Oleh sebab itu, perburuan burung harus dihentikan untuk menghindari kepunahan. ”Tidak ada yang lebih membahagiakan daripada melihat burung terbang dan hidup sejahtera di alam,” ucapnya.
Koordinator Suaka Paruh Bengkok Ari Wahyu Utomo mengatakan, kawasan Indonesia timur kaya akan keanekaragaman burung paruh bengkok. Sebanyak 52 jenis dari total 90-an jenis burung parung bengkok bisa ditemui di kawasan itu.
”Akan tetapi, di sisi lain, terdapat masalah klasik perdagangan ilegal yang tak hanya ke luar daerah, tetapi juga luar negeri,” ujarnya.
Ari berharap dokter hewan juga berperan mengedukasi masyarakat untuk tidak memelihara burung paruh bengkok secara ilegal. Hal ini sebagai langkah pencegahan agar populasinya tidak terus berkurang.
”Kita tidak bisa menutup mata, peredaran burung paruh bengkok sangat tinggi. Di Pasar (Burung) Pramuka (DKI Jakarta) juga bisa dilihat diperdagangkan secara ilegal,” katanya.
Dalam catatan Kompas, perdagangan ilegal burung paruh bengkok ini marak terjadi dalam beberapa tahun terakhir. Pada akhir Januari 2021, Karantina Pertanian Makassar Wilayah Kerja Pelabuhan Laut Soekarno-Hatta menggagalkan pengiriman 268 nuri (Eos bornea) asal Namlea, Maluku. Penyelundupan ratusan nuri merah dan pelangi ini dilakukan menggunakan Kapal Motor (KM) Dorolonda yang bersandar di Pelabuhan Soekarno-Hatta, Makassar, Sulawesi Selatan.

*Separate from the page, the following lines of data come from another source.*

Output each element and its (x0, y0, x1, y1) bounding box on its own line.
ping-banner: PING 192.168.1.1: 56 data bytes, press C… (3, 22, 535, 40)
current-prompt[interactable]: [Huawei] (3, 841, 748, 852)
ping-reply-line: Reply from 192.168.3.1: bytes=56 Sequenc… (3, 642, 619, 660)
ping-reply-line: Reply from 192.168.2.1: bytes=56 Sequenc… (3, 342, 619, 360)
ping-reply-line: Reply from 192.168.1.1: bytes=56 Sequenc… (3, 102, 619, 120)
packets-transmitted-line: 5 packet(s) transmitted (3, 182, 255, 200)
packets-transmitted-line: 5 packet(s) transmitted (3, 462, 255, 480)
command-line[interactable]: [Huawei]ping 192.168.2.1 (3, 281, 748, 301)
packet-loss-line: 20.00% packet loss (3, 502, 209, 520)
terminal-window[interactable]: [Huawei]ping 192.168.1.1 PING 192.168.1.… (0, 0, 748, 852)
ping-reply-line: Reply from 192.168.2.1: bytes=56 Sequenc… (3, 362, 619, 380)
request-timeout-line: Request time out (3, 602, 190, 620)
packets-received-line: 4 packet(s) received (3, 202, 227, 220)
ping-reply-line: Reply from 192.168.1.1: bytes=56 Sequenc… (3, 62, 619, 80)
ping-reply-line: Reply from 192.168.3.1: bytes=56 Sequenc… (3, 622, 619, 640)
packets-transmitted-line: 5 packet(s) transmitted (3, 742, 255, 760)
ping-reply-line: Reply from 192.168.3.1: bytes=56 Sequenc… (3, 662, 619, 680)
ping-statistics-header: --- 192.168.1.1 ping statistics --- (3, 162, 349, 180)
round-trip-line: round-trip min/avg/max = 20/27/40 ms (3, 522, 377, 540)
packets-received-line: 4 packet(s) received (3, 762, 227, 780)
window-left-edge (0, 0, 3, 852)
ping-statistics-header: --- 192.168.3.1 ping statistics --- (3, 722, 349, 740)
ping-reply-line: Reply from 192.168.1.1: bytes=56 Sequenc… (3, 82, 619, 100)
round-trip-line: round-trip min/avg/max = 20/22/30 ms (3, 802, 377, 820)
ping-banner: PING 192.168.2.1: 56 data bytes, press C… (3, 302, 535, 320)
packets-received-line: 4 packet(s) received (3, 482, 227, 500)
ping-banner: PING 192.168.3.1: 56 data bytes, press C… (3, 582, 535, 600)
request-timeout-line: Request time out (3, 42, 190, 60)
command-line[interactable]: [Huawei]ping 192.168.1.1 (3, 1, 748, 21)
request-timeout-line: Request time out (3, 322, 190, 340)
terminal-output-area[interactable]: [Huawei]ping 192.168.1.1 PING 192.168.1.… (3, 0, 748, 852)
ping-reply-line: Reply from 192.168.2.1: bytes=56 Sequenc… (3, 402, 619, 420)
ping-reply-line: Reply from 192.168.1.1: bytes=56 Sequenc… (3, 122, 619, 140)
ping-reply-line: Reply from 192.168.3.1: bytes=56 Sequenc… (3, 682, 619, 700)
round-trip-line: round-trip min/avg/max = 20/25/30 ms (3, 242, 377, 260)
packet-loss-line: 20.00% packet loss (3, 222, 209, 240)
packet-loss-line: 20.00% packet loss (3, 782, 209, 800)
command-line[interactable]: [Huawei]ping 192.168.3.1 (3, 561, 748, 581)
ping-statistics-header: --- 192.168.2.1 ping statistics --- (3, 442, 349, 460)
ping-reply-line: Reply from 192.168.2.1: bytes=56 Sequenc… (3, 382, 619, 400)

Sementara pada Agustus 2018, Balai Besar Konservasi Sumber Daya Alam Jawa Timur bekerja sama dengan BBKSDA DKI Jakarta menggagalkan upaya pengiriman ratusan ekor burung paruh bengkok tanpa dokumen lengkap. Burung-burung itu akan dikirim dari Bandara Abdulrachman Saleh, Malang, ke Bandara Internasional Soekarno-Hatta, Jakarta.